McCoughtry finished with 19 points in a little more than 21 minutes on the floor. It was her lowest scoring output of the postseason thus far.
She was not available to talk to the media after the game because she was sick to her stomach.
Dream coach Marynell Meadors said she wants to see McCoughtry, who scored a playoff record 42 points to clinch the Eastern Conference title last week, on the floor for perhaps 35 minutes on Tuesday night.
"This team is built on balance and we play hard whether Angel is in the lineup or not," Meadors said. "I think if we could keep her in the game Tuesday night, she will have a better chance of getting into some type of rhythm."
Atlanta was not alone in foul trouble. Seattle starting forward Swin Cash played less than 19 minutes because of foul trouble. Camille Little stepped up to pick up the slack with 18 points and 11 rebounds.
"This is the Finals. Nobody is going to lay down and die, I don't care what arena you're playing in," Little said. "They're a resilient team."

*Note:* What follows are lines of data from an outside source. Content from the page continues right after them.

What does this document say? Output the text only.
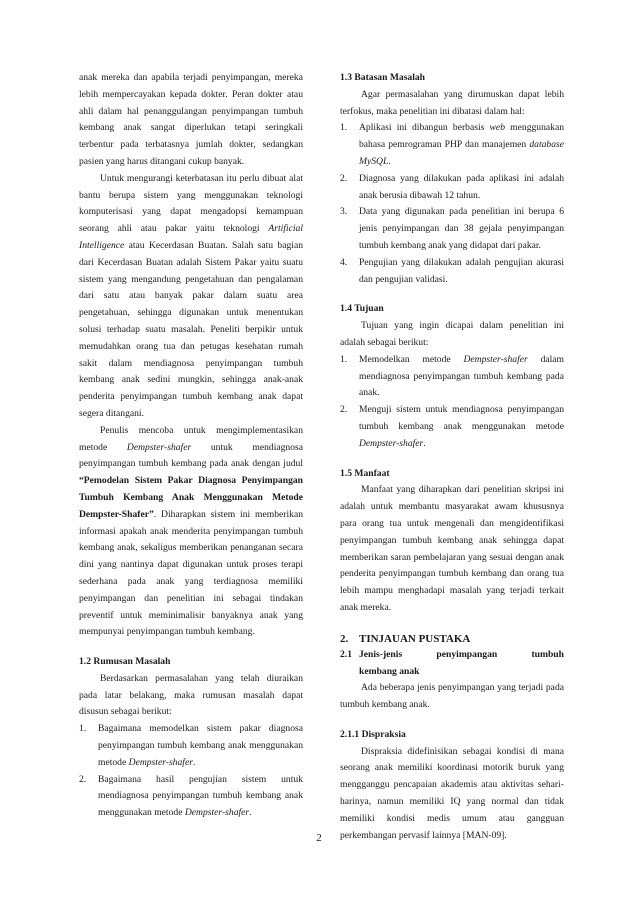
anak mereka dan apabila terjadi penyimpangan, mereka lebih mempercayakan kepada dokter. Peran dokter atau ahli dalam hal penanggulangan penyimpangan tumbuh kembang anak sangat diperlukan tetapi seringkali terbentur pada terbatasnya jumlah dokter, sedangkan pasien yang harus ditangani cukup banyak.

Untuk mengurangi keterbatasan itu perlu dibuat alat bantu berupa sistem yang menggunakan teknologi komputerisasi yang dapat mengadopsi kemampuan seorang ahli atau pakar yaitu teknologi Artificial Intelligence atau Kecerdasan Buatan. Salah satu bagian dari Kecerdasan Buatan adalah Sistem Pakar yaitu suatu sistem yang mengandung pengetahuan dan pengalaman dari satu atau banyak pakar dalam suatu area pengetahuan, sehingga digunakan untuk menentukan solusi terhadap suatu masalah. Peneliti berpikir untuk memudahkan orang tua dan petugas kesehatan rumah sakit dalam mendiagnosa penyimpangan tumbuh kembang anak sedini mungkin, sehingga anak-anak penderita penyimpangan tumbuh kembang anak dapat segera ditangani.

Penulis mencoba untuk mengimplementasikan metode Dempster-shafer untuk mendiagnosa penyimpangan tumbuh kembang pada anak dengan judul “Pemodelan Sistem Pakar Diagnosa Penyimpangan Tumbuh Kembang Anak Menggunakan Metode Dempster-Shafer”. Diharapkan sistem ini memberikan informasi apakah anak menderita penyimpangan tumbuh kembang anak, sekaligus memberikan penanganan secara dini yang nantinya dapat digunakan untuk proses terapi sederhana pada anak yang terdiagnosa memiliki penyimpangan dan penelitian ini sebagai tindakan preventif untuk meminimalisir banyaknya anak yang mempunyai penyimpangan tumbuh kembang.

1.2 Rumusan Masalah

Berdasarkan permasalahan yang telah diuraikan pada latar belakang, maka rumusan masalah dapat disusun sebagai berikut:

1.	Bagaimana memodelkan sistem pakar diagnosa penyimpangan tumbuh kembang anak menggunakan metode Dempster-shafer.
2.	Bagaimana hasil pengujian sistem untuk mendiagnosa penyimpangan tumbuh kembang anak menggunakan metode Dempster-shafer.
1.3 Batasan Masalah

Agar permasalahan yang dirumuskan dapat lebih terfokus, maka penelitian ini dibatasi dalam hal:

1.	Aplikasi ini dibangun berbasis web menggunakan bahasa pemrograman PHP dan manajemen database MySQL.
2.	Diagnosa yang dilakukan pada aplikasi ini adalah anak berusia dibawah 12 tahun.
3.	Data yang digunakan pada penelitian ini berupa 6 jenis penyimpangan dan 38 gejala penyimpangan tumbuh kembang anak yang didapat dari pakar.
4.	Pengujian yang dilakukan adalah pengujian akurasi dan pengujian validasi.
1.4 Tujuan

Tujuan yang ingin dicapai dalam penelitian ini adalah sebagai berikut:

1.	Memodelkan metode Dempster-shafer dalam mendiagnosa penyimpangan tumbuh kembang pada anak.
2.	Menguji sistem untuk mendiagnosa penyimpangan tumbuh kembang anak menggunakan metode Dempster-shafer.
1.5 Manfaat

Manfaat yang diharapkan dari penelitian skripsi ini adalah untuk membantu masyarakat awam khususnya para orang tua untuk mengenali dan mengidentifikasi penyimpangan tumbuh kembang anak sehingga dapat memberikan saran pembelajaran yang sesuai dengan anak penderita penyimpangan tumbuh kembang dan orang tua lebih mampu menghadapi masalah yang terjadi terkait anak mereka.

2. TINJAUAN PUSTAKA
2.1 Jenis-jenis	penyimpangan	tumbuh
kembang anak

Ada beberapa jenis penyimpangan yang terjadi pada tumbuh kembang anak.

2.1.1 Dispraksia

Dispraksia didefinisikan sebagai kondisi di mana seorang anak memiliki koordinasi motorik buruk yang mengganggu pencapaian akademis atau aktivitas sehari-harinya, namun memiliki IQ yang normal dan tidak memiliki kondisi medis umum atau gangguan perkembangan pervasif lainnya [MAN-09].

2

Jackson led Seattle with 26 points and 11 rebounds. Seventeen of her points came in the second half.
Getting her more involved in the offense was a conversation at the half for the Storm.
"Seven shots (in the first half) is not good enough," Bird said of Jackson. "We wanted to get her the ball."
On Tuesday night, the Storm will put its 20-0 record on the line. If Seattle can hold home-court, they will need just one more win to clinch that title that has looked like a foregone conclusion since about midway through the WNBA season.
But that's the funny thing about foregone conclusions. They often don't play out that way.